Nakamura H, Sato T, Watanabe T, Ikeda S, Sadamori N, Ichimaru M
Rinsho Ketsueki. 1989 Feb;30(2):216-21.
A case of therapy-related myelodysplastic syndromes (t-MDS) in 66-year-old male patient is reported. The patient was diagnosed as having multiple myeloma in July 1983. Cyclophosphamide was given since September 1984, and melphalan was added since June 1986. Radiation therapy was not performed. Mild, slowly aggravating pancytopenia developed in July 1987. By December 1987, the hemoglobin level dropped to 6.0 g/dl, leukocytes to 2,800/microliters, and platelets to 15,000/microliters. At that time, 27% of the bone marrow cells were blasts and 23.3% monocytoid cells. Based on these findings, a diagnosis of t-MDS was made. He was managed by supportive care only, but the monocytoid cells increased rapidly in number and he died of pulmonary bleeding in March 1988. Chromosomal banding studies of the bone marrow cells revealed dir ins [inv (17) (p13q21); 21] (q21; p13q22) in all the 11 metaphases examined, but chromosomes No. 5 and 7 were normal.
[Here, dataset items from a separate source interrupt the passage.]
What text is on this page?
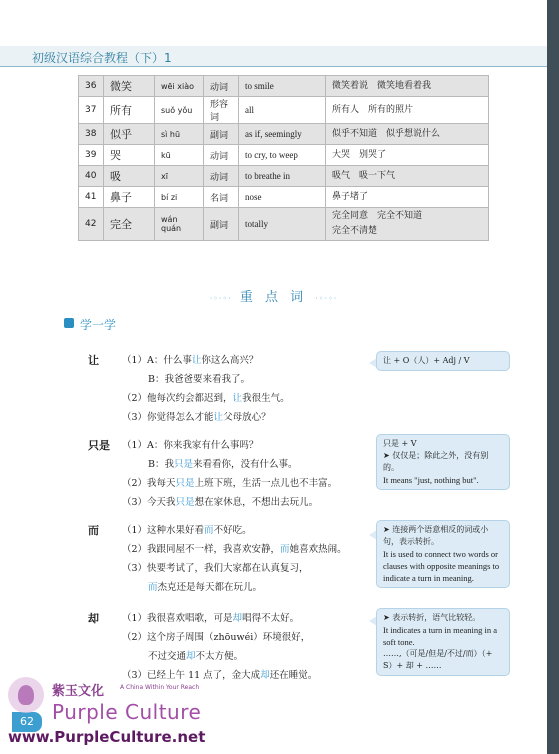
初级汉语综合教程（下）1
36	微笑	wēi xiào	动词	to smile	微笑着说　微笑地看着我

37	所有	suǒ yǒu	形容词	all	所有人　所有的照片

38	似乎	sì hū	副词	as if, seemingly	似乎不知道　似乎想说什么

39	哭	kū	动词	to cry, to weep	大哭　别哭了

40	吸	xī	动词	to breathe in	吸气　吸一下气

41	鼻子	bí zi	名词	nose	鼻子堵了

42	完全	wán quán	副词	totally	完全同意　完全不知道
完全不清楚
·◦·◦· 重 点 词 ·◦·◦·
学一学
让 （1）A：什么事让你这么高兴？
B：我爸爸要来看我了。
（2）他每次约会都迟到，让我很生气。
（3）你觉得怎么才能让父母放心？
让 + O（人）+ Adj / V
只是 （1）A：你来我家有什么事吗？
B：我只是来看看你，没有什么事。
（2）我每天只是上班下班，生活一点儿也不丰富。
（3）今天我只是想在家休息，不想出去玩儿。
只是 + V
➤ 仅仅是；除此之外，没有别的。
It means "just, nothing but".
而 （1）这种水果好看而不好吃。
（2）我跟同屋不一样，我喜欢安静，而她喜欢热闹。
（3）快要考试了，我们大家都在认真复习，
而杰克还是每天都在玩儿。
➤ 连接两个语意相反的词或小句，表示转折。
It is used to connect two words or clauses with opposite meanings to indicate a turn in meaning.
却 （1）我很喜欢唱歌，可是却唱得不太好。
（2）这个房子周围（zhōuwéi）环境很好，
不过交通却不太方便。
（3）已经上午 11 点了，金大成却还在睡觉。
➤ 表示转折，语气比较轻。
It indicates a turn in meaning in a soft tone.
……,（可是/但是/不过/而）（+ S）+ 却 + ……
62
紫玉文化	A China Within Your Reach
Purple Culture
www.PurpleCulture.net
However, Keldsen et al reported that chromosome 21q rearrangements were nonrandomly associated with t-MDS and t-acute nonlymphocytic leukemia.
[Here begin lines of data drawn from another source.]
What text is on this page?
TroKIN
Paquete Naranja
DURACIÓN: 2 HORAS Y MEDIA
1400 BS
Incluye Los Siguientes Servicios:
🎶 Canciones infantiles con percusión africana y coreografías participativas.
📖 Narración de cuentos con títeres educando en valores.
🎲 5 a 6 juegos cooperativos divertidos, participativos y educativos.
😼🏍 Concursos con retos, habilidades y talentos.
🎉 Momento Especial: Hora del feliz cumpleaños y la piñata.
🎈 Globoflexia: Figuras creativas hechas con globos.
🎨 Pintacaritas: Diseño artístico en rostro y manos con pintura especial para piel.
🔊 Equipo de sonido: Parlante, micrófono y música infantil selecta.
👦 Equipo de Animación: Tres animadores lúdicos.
报告了一例66岁男性患者的治疗相关骨髓增生异常综合征(t-MDS)。该患者于1983年7月被诊断为多发性骨髓瘤。自1984年9月起给予环磷酰胺治疗,自1986年6月起加用美法仑。未进行放射治疗。1987年7月出现轻度、逐渐加重的全血细胞减少。到1987年12月,血红蛋白水平降至6.0g/dl,白细胞降至2800/微升,血小板降至15000/微升。此时,27%的骨髓细胞为原始细胞,23.3%为单核样细胞。基于这些发现,做出了t-MDS的诊断。仅对其进行支持性治疗,但单核样细胞数量迅速增加,他于1988年3月死于肺出血。对骨髓细胞进行的染色体显带研究显示,在所有检测的11个中期相中均存在dir ins [inv(17)(p13q21); 21](q21; p13q22),但5号和7号染色体正常。然而,凯尔森等人报告称,21号染色体q臂重排与t-MDS和t-急性非淋巴细胞白血病存在非随机关联。